夕刊:2017/05/15

NYダウの続落と円高進行を嫌気、日経平均は利益確定売りで小幅続落

為替
前週末に発表された米経済指標が予想を下回り、利上げ観測の後退から長期債利回りが低下したことを受け、12日のNY為替市場でドル安が進んだ流れで、15日午前の東京為替市場のドル円相場はNY市場とほぼ同水準の1ドル=113円20銭台半ばで取引が始まった。

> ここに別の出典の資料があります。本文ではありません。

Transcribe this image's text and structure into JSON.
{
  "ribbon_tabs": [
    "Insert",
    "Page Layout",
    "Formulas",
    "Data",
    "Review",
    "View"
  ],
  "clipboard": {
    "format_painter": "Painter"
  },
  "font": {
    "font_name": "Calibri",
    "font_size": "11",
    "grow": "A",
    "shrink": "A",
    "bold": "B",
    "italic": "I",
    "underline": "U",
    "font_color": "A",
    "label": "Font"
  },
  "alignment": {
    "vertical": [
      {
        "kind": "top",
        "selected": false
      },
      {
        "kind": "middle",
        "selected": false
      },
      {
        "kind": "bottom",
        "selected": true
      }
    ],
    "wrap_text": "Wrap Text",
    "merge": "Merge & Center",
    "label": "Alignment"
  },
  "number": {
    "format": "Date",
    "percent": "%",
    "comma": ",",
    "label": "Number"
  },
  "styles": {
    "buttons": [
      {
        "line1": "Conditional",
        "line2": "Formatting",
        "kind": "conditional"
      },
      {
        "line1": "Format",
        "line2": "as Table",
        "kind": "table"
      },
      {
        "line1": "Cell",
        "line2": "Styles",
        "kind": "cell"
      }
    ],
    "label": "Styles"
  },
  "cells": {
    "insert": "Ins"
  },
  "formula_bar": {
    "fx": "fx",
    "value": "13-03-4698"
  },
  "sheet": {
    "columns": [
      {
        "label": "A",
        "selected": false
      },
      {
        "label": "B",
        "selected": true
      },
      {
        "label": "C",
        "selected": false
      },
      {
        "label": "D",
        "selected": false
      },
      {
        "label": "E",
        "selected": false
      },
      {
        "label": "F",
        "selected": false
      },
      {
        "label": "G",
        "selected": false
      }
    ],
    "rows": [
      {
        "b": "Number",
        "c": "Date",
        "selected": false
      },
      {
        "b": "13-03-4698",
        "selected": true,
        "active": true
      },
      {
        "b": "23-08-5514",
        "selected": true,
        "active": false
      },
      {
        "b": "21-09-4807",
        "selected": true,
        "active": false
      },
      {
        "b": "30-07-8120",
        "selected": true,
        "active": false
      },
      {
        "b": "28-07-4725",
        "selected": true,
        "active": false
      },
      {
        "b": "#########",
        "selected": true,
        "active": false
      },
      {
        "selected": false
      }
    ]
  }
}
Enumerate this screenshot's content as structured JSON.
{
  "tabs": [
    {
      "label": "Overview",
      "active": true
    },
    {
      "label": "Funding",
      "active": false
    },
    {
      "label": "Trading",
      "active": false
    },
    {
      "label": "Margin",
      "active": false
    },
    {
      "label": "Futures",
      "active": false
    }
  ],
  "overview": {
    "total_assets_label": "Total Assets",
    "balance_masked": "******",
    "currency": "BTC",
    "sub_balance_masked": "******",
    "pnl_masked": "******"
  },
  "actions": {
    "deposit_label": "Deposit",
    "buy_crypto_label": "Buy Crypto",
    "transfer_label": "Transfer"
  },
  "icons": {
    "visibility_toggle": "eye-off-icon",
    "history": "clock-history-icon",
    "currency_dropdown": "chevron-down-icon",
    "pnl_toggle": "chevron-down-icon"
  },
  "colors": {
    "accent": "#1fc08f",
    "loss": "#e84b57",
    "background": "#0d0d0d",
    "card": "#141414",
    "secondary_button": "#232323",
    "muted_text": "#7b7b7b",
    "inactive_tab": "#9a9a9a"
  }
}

日中取引では5,10日(ゴトウビ)の国内輸入企業からの円売りドル買い注文が下支えとなって円が伸び悩み、ドル円は113円40銭台までじり高となった。その後は14日早朝の北朝鮮のミサイル発射で地政学リスクを意識し、ドルの上値が抑えられドル円は113円40銭近辺でもみ合いとなった。15時15分現在、1ドル=113円50銭。
株式(日経平均)
前週末のNY株式市場で、弱い経済指標の発表を受け米景気回復の減速懸念が意識されドル安が進み、FBI長官の解任でトランプ政権の政治不信の高まりに対する警戒からNYダウが4日続落したのに加え、北朝鮮のミサイル発射で地政学リスクの高まりが嫌気され15日の東京株式市場は、利食い売りが優勢となり日経平均株価は前日比130円44銭安の19753円46銭と大幅続落して始まった。ザラ場に入ってからは円の伸び悩みでドル円が戻り歩調となったことから、不動産、建設など内需関連株や好業績銘柄を買う動きが強まり日経平均は下げ幅を縮小させた。日経平均株価は前日比41円75銭安の19842円15銭で前場の取引を終えた。後場は日銀によるETF買い付けの思惑から買い先行となり前場の高値を上回ったものの戻りも鈍くその後は小幅安で小動きとなった。大引けの日経平均株価は前日比14円05銭安の19869円85銭。
貴金属
金先限帳入値は4479円(前日比+5円)。銀先限帳入値は60.4円(前日比+0.2円)。プラチナ先限帳入値は3390円(前日比変わらず)パラジウム先限帳入値は2920円(前日比+11円)東京金は円高進行が嫌気され売り優勢で始まった。その後、円高一服とNY夜間取引が堅調な動きとなったことから押し目買いを誘い、下げ幅が縮小傾向となり取引終了間際にプラスに転じた。北朝鮮のミサイル発射も下支え要因となった。プラチナは円高が売り圧迫要因となり弱含みとなっていたが円高一服を受け、買い戻しで下げ幅を縮小させ前日比変わらずとなった。
石油
原油先限帳入値は36190円(前日比+260円)。ガソリン先限帳入値は48960円(前日比+180円)。灯油先限帳入値は49050円(前日比+210円)。)円高が重石となり東京原油は反落して始まった。その後、サウジアラビアとロシアが18年3月までの減産延長に合意したとのニュースでNY原油夜間取引が大幅高となったことを受け、反発に転じた。
ゴム
ゴム先限帳入値は219.4円(前日比+4.9円)。夜間取引は前日終値付近での揉み合いに終止した。日中立会は上海夜間市場の堅調を映し続伸して始まり、上海日中立会が更に続伸した事から一時220円を付けたが、戻り一杯となり反落したものの、217円半ばで下げ渋った事から押し目買い優勢となって、前日比5円高近辺での揉み合いとなり堅調に推移した。
とうもろこし・大豆
コーン先限帳入値は22630円(前日比-10円)。大豆先限帳入値は47870円(前日比+70円)。コーンはシカゴ夜間取引の軟調と円高が嫌気され売り先行となり続落して始まった。売り一巡後は円高一服で押し目買いが入り、下げ幅を縮小させた。大豆は低調な出来高で玉次第の中、小口の買いで続伸した。
今日のニュース
今晩の主な経済指標予定
米5月NY連銀製造業景気指数
米5月NBHB住宅市場指数

掲載内容は情報提供を目的としております。情報につきましては細心の注意を払っておりますが、正確さを保証するものではありません。また、取引における判断はお客様ご自身で行って下さい。